It really just bugs me that gender, nowadays, is often just repackaged conservatism.
A tomboy or a butch aren't any less female because they don't believe in gender roles. It's just another way of expressing femininity. Same with cis dudes who like to shave their legs or paint their nails or wear dresses. You can wear a beard and a dress and still be as much of a man as that dude in the Yank Tank with testosterone poisoning and a shitton of misogynistic tattoos.
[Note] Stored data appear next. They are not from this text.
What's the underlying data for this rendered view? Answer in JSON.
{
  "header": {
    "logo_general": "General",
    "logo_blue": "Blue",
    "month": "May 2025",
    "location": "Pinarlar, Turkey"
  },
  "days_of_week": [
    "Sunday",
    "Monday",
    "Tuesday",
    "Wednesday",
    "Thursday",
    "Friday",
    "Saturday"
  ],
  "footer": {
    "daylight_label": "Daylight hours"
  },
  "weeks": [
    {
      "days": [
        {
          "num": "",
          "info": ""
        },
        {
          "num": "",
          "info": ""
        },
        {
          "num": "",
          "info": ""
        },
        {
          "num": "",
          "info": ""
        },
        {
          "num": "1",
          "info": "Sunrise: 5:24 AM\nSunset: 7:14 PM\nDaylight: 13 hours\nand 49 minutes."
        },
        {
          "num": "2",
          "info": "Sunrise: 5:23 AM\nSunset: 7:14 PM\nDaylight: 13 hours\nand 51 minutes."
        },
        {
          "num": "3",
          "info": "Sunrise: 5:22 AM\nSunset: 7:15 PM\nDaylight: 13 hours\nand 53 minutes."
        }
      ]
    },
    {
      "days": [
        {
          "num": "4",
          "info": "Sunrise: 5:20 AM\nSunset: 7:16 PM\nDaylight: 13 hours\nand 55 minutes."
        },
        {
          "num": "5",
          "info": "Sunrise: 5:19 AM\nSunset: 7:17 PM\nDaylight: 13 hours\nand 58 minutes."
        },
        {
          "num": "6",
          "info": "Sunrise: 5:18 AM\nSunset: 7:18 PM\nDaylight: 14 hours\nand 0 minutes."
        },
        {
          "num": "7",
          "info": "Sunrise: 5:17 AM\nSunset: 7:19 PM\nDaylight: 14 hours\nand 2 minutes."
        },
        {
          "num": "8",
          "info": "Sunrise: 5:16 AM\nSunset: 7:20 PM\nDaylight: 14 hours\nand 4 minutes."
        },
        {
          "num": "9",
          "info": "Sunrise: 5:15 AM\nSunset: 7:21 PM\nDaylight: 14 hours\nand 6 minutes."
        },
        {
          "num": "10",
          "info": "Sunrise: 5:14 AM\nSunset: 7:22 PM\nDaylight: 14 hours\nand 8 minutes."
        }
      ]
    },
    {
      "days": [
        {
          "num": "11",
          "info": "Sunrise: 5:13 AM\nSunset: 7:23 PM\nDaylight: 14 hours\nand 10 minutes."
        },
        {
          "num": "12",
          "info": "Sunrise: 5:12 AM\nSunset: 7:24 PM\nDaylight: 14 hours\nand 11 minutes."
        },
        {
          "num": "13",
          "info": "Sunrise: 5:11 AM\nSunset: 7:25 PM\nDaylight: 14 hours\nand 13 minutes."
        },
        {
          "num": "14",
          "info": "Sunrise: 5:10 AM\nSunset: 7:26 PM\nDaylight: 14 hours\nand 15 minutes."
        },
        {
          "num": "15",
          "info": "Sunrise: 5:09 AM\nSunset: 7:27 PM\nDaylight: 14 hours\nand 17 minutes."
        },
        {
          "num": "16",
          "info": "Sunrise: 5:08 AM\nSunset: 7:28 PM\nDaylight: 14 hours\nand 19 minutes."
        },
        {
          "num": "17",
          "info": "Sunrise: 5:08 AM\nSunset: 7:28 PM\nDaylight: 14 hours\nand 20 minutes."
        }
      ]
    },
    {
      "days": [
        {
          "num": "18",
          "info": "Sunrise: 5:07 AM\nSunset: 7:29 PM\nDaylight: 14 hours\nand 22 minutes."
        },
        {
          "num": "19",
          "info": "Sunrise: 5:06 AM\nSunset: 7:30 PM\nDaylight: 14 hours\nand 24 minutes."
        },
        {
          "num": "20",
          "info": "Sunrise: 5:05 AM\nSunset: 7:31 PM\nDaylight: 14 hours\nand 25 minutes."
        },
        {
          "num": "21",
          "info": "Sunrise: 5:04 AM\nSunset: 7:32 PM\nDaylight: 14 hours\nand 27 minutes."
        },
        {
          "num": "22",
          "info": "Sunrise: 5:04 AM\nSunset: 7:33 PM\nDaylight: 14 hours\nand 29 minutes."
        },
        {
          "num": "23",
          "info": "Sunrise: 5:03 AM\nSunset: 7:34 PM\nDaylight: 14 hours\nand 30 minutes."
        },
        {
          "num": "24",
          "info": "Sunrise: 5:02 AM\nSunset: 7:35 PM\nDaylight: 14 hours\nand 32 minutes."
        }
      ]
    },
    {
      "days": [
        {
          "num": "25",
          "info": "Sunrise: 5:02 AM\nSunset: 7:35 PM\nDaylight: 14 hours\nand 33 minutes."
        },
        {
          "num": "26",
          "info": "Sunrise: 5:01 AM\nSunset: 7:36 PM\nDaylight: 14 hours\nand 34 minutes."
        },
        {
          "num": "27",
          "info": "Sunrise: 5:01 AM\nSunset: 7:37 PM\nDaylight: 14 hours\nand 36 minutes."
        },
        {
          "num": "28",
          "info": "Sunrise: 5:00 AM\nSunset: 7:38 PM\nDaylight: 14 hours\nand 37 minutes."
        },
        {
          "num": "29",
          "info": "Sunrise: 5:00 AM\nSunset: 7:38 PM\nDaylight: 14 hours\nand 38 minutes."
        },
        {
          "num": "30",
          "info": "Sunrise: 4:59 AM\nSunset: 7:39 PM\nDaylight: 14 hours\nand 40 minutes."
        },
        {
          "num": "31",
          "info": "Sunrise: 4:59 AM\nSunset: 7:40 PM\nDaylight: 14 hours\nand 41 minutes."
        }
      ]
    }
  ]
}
I get misgendered as nonbinary all the time. I have no idea how - the gender stereotype of enbies is androgyny, which I know is not true, but many people do and yet despite my lowkey and sometimes highkey femme appearance many people use "they" as my pronouns despite being told otherwise. The majority of my friends are trans not because they're my people, but because my cis+ ass is more comfortable around people who play with gender than those who don't. I am a gender expat; I am a guest in their space, but I will never be a native, and yet I'm more comfortable around them than the cis because the cis are so fucking obsessed with the binary and gender roles.
It doesn't help that when I changed my name I changed it to a gender neutral one. One of my friends pointedly made a remark that they were happy that I "get to experience gender euphoria in that way." When I told my psychiatrist about my name change he immediately jumped on the "closeted enby in denial" train that has been following me ever since; he made a long speech about gender fluidity and how I shouldn't take it personally that my family may struggle to adapt to the change. When I told him I was cis, he just smiled. My therapist still uses they/them pronouns for me despite being explicitly told not to. Never mind that I've been questioning my gender for well over a decade; it's hard not to when you're a gender expat and surrounded by people who question their gender all the time. never mind that the answer always is, and always shall remain, "still cis."
I'm not saying my poor widdle cis ass suffers the same oppression as trans folk. If that's what you take away from this you're not paying attention.
The truth is that my femininity is understated. Anonymous. It's never been a loud and in-your-face hot pink and barbie flavoured experience. Just because cis female is a single category doesn't mean that cis female is so rigidly defined. It's loud and in-your-face hot pink. It's Barbie. It's also oil and grime and cars, and loud and opinionated and argumentative, as much as soft and delicate and compliant. It's pink and frilly, but it's also blue and dirty. It's cis men in drag and cis women who have never worn a skirt in their life, and everything in between. It seems like I run into a lot of people for whom gender isn't an experience or lens or point of view, it's interest and fashion sense. Or someone's name. I'm seen as less of a woman for my chosen name and people tell me that's okay, not everyone is female! I just say, it's not okay because of that, it's okay because it's okay not to be your idea of what a woman is.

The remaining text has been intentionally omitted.